De la taille d’un grain de riz, on l’implante par seringue intradermique. « J'ai programmé la puce de façon à ce que mon passe sanitaire soit sur la puce, explique à l’AFP Hannes Sjoblad. « La raison, c'est que je veux toujours l'avoir à portée de main et quand je lis ma puce, je fais simplement glisser mon téléphone sur la puce, puis, ajoute l'entrepreneur, je le déverrouille et elle s'ouvre ». Quoi de plus simple, de plus indolore, de plus imparable ? Plusieurs milliers de Suédois portent déjà un implant électronique inséré sous la peau pour remplacer clés, cartes de visite, billets de train et pour certains désormais leur passe vaccinal.
Comme toujours, l’innovation se pare d’un discours sur l’aspect pratique des objets qu'elle produit, ainsi que l’écrit l’Usine digitale : « Petit à petit, l’idée infuse dans la société. Se faire implanter une puce NFC ou RFID sous la peau présente, selon les premiers adeptes, de très nombreux avantages au quotidien. (…) Cette intrigante technologie convainc les particuliers… mais aussi certaines entreprises, qui lancent des campagnes pour équiper leurs salariés ».

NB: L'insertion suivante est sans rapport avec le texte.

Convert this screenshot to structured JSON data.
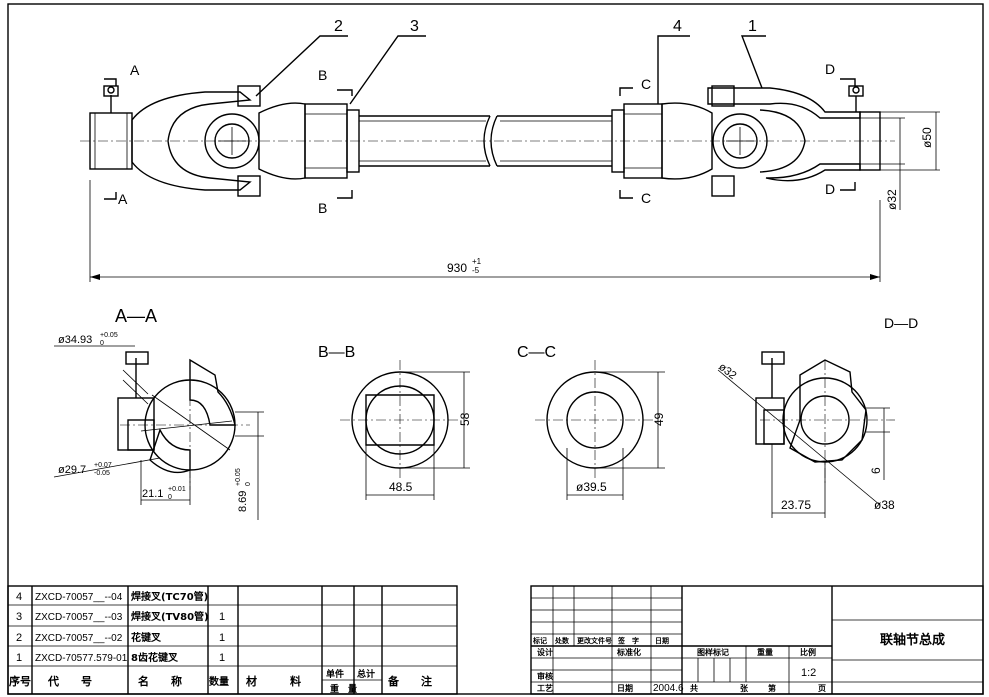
{
  "balloons": [
    "2",
    "3",
    "4",
    "1"
  ],
  "section_markers": {
    "a": "A",
    "b": "B",
    "c": "C",
    "d": "D"
  },
  "dims_main": {
    "length": "930",
    "length_tol_up": "+1",
    "length_tol_down": "-5",
    "d50": "ø50",
    "d32": "ø32"
  },
  "sections": {
    "aa": {
      "title": "A—A",
      "d1": "ø34.93",
      "d1_tol_up": "+0.05",
      "d1_tol_down": "0",
      "d2": "ø29.7",
      "d2_tol_up": "+0.07",
      "d2_tol_down": "-0.05",
      "w": "21.1",
      "w_tol_up": "+0.01",
      "w_tol_down": "0",
      "h": "8.69",
      "h_tol_up": "+0.05",
      "h_tol_down": "0"
    },
    "bb": {
      "title": "B—B",
      "h": "58",
      "w": "48.5"
    },
    "cc": {
      "title": "C—C",
      "h": "49",
      "d": "ø39.5"
    },
    "dd": {
      "title": "D—D",
      "d1": "ø32",
      "d2": "ø38",
      "w": "23.75",
      "h": "6"
    }
  },
  "parts_table": {
    "rows": [
      {
        "no": "4",
        "code": "ZXCD-70057__--04",
        "name": "焊接叉(TC70管)",
        "qty": ""
      },
      {
        "no": "3",
        "code": "ZXCD-70057__--03",
        "name": "焊接叉(TV80管)",
        "qty": "1"
      },
      {
        "no": "2",
        "code": "ZXCD-70057__--02",
        "name": "花键叉",
        "qty": "1"
      },
      {
        "no": "1",
        "code": "ZXCD-70577.579-01",
        "name": "8齿花键叉",
        "qty": "1"
      }
    ],
    "header": {
      "no": "序号",
      "code": "代　　号",
      "name": "名　　称",
      "qty": "数量",
      "material": "材　　　料",
      "unit_weight": "单件",
      "total_weight": "总计",
      "weight": "重　量",
      "remark": "备　　注"
    }
  },
  "title_block": {
    "title": "联轴节总成",
    "scale": "1:2",
    "date": "2004.6",
    "row_mark": "标记",
    "row_count": "处数",
    "row_doc": "更改文件号",
    "row_sign": "签　字",
    "row_date": "日期",
    "design": "设计",
    "standard": "标准化",
    "review": "审核",
    "process": "工艺",
    "date_label": "日期",
    "stage_mark": "图样标记",
    "weight": "重量",
    "scale_label": "比例",
    "total": "共",
    "sheet": "张",
    "page": "第",
    "page_sheet": "页"
  }
}
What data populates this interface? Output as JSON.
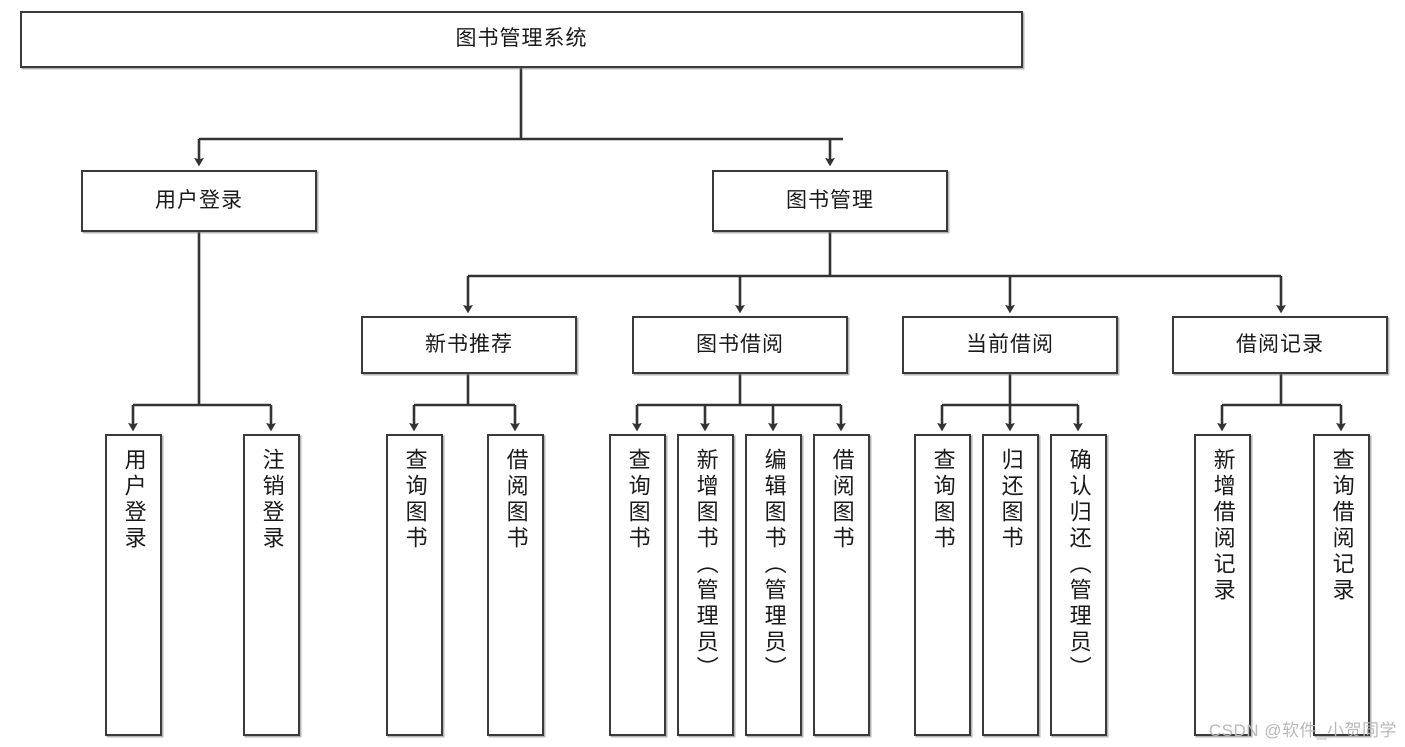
{
  "diagram": {
    "title": "图书管理系统",
    "watermark": "CSDN @软件_小贺同学",
    "colors": {
      "box_border": "#3a3a3a",
      "box_fill": "#ffffff",
      "line": "#333333",
      "text": "#1a1a1a",
      "watermark": "#b9b9b9"
    },
    "levels": {
      "root": {
        "label": "图书管理系统"
      },
      "level2": [
        {
          "label": "用户登录"
        },
        {
          "label": "图书管理"
        }
      ],
      "level3": [
        {
          "label": "新书推荐"
        },
        {
          "label": "图书借阅"
        },
        {
          "label": "当前借阅"
        },
        {
          "label": "借阅记录"
        }
      ],
      "leaves": [
        {
          "label": "用户登录",
          "parent": "用户登录"
        },
        {
          "label": "注销登录",
          "parent": "用户登录"
        },
        {
          "label": "查询图书",
          "parent": "新书推荐"
        },
        {
          "label": "借阅图书",
          "parent": "新书推荐"
        },
        {
          "label": "查询图书",
          "parent": "图书借阅"
        },
        {
          "label": "新增图书（管理员）",
          "parent": "图书借阅"
        },
        {
          "label": "编辑图书（管理员）",
          "parent": "图书借阅"
        },
        {
          "label": "借阅图书",
          "parent": "图书借阅"
        },
        {
          "label": "查询图书",
          "parent": "当前借阅"
        },
        {
          "label": "归还图书",
          "parent": "当前借阅"
        },
        {
          "label": "确认归还（管理员）",
          "parent": "当前借阅"
        },
        {
          "label": "新增借阅记录",
          "parent": "借阅记录"
        },
        {
          "label": "查询借阅记录",
          "parent": "借阅记录"
        }
      ]
    }
  }
}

Surveillance terrifiante ou solution pratique face au Covid-19 ? Cette question, les adeptes de la puce ne la posent pas. Il ne s’agit pas selon eux de surveiller mais de protéger ses données : « Je pense que cela fait tout à fait partie de mon intégrité d'être "pucée", de garder mes informations personnelles avec moi », explique une Stockholmoise à l'AFP. L’intégrité est d’autant plus respectée que ces implants, souligne Hannes Sjoblad, « n'ont pas de batterie, ne peuvent pas transmettre de signal par eux même. Ils sont donc endormis, ne peuvent pas dire où vous vous trouvez, et ne sont activés que lorsqu'on les touche avec un smartphone ».
Le prix et la durée de vie sont imbattables : « Une micro-puce implantée coûte une centaine d'euros pour les versions les plus avancées, et si on le compare aux bracelets connectés qui coûtent en général le double du prix, un implant peut se conserver 30 ou 40 ans. Alors qu'un bracelet se conserve 3 ou 4 ans », plaide l'entrepreneur.

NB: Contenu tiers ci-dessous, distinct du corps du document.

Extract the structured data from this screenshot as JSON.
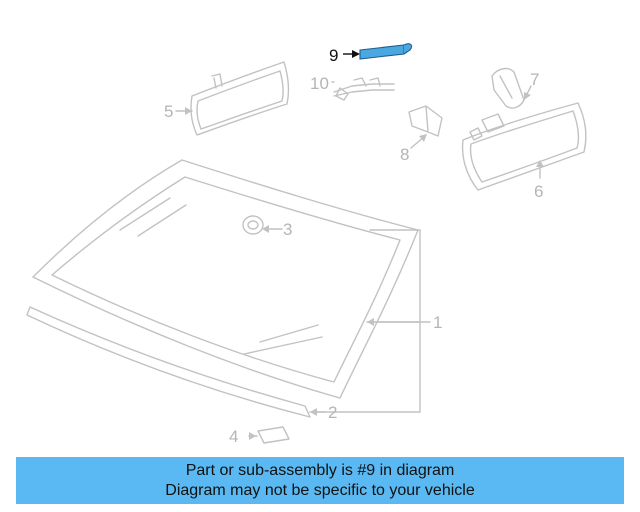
{
  "diagram": {
    "callouts": [
      {
        "id": "1",
        "label": "1"
      },
      {
        "id": "2",
        "label": "2"
      },
      {
        "id": "3",
        "label": "3"
      },
      {
        "id": "4",
        "label": "4"
      },
      {
        "id": "5",
        "label": "5"
      },
      {
        "id": "6",
        "label": "6"
      },
      {
        "id": "7",
        "label": "7"
      },
      {
        "id": "8",
        "label": "8"
      },
      {
        "id": "9",
        "label": "9",
        "highlighted": true
      },
      {
        "id": "10",
        "label": "10"
      }
    ],
    "highlight_color": "#4aa7e0",
    "line_color": "#c2c2c2"
  },
  "banner": {
    "line1": "Part or sub-assembly is #9 in diagram",
    "line2": "Diagram may not be specific to your vehicle",
    "background": "#5ab9f2"
  }
}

Bien sûr, tous les utilisateurs sont volontaires, mais si quelqu'un rendait les implants obligatoires pour des personnes détenues ou âgées, « vous me trouveriez sur les barricades pour me battre contre ça », s'insurge Hannes Sjoblad. Cette protestation n'a pas beaucoup de valeur. La question de l’obligation, en réalité, ne se pose pas. On le voit avec le passe vaccinal : celui-ci ne sera pas obligatoire mais nul ne devra pouvoir s'en dispenser. Du reste, la technique n’oblige à rien en soi. Il suffit qu'elle s’impose pour que l'homme s’y adapte. L'éthique ne vise pas à empêcher cette adaptation mais à l'organiser au mieux.

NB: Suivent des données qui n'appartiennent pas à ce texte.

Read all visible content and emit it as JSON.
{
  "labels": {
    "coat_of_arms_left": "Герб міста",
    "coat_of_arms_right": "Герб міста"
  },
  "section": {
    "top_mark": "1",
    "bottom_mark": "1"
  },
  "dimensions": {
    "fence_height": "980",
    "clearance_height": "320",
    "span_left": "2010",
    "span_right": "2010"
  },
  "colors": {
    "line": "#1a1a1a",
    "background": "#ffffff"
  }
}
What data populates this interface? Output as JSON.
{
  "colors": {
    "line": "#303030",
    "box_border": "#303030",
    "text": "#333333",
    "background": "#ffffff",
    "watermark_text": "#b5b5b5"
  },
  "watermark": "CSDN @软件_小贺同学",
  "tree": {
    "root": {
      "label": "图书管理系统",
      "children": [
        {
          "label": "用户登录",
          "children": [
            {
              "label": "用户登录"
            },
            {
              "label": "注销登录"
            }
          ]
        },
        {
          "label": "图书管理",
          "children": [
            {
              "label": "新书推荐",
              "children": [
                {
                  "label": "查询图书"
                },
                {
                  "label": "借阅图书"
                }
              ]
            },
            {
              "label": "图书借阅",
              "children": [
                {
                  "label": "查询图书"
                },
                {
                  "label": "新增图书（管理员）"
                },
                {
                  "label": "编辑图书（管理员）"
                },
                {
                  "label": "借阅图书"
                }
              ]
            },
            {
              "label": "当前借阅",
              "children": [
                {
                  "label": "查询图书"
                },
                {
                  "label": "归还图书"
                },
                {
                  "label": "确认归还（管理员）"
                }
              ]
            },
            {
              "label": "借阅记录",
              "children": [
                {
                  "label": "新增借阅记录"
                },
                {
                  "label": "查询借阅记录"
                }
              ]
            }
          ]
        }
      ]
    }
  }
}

La puce n’est pas si minuscule qu’elle en a l’air ; elle correspond à un énorme désir : voir l’industrie de pointe se mettre toujours plus à notre service, afin d’augmenter notre performance. De l’aspirateur Roborock au robot émotif Pepper, un environnement familier se met en place – qui fait de l’homme un être vivant parmi d’autres objets animés, souvent plus efficaces que lui. L’industrie du sport formate une image du héros invincible, dopée par nos rêves d’immortalité. Nos footings, nouvelles processions urbaines, trahissent une volonté de ne pas accepter les insuffisances de la mécanique humaine. Quant au smartphone, il nous colle déjà à la peau, comme s’il prolongeait nos organes vitaux.
Bref, les mentalités sont prêtes à recevoir la puce. Même si elle gratte un peu. Malgré l'Apocalypse.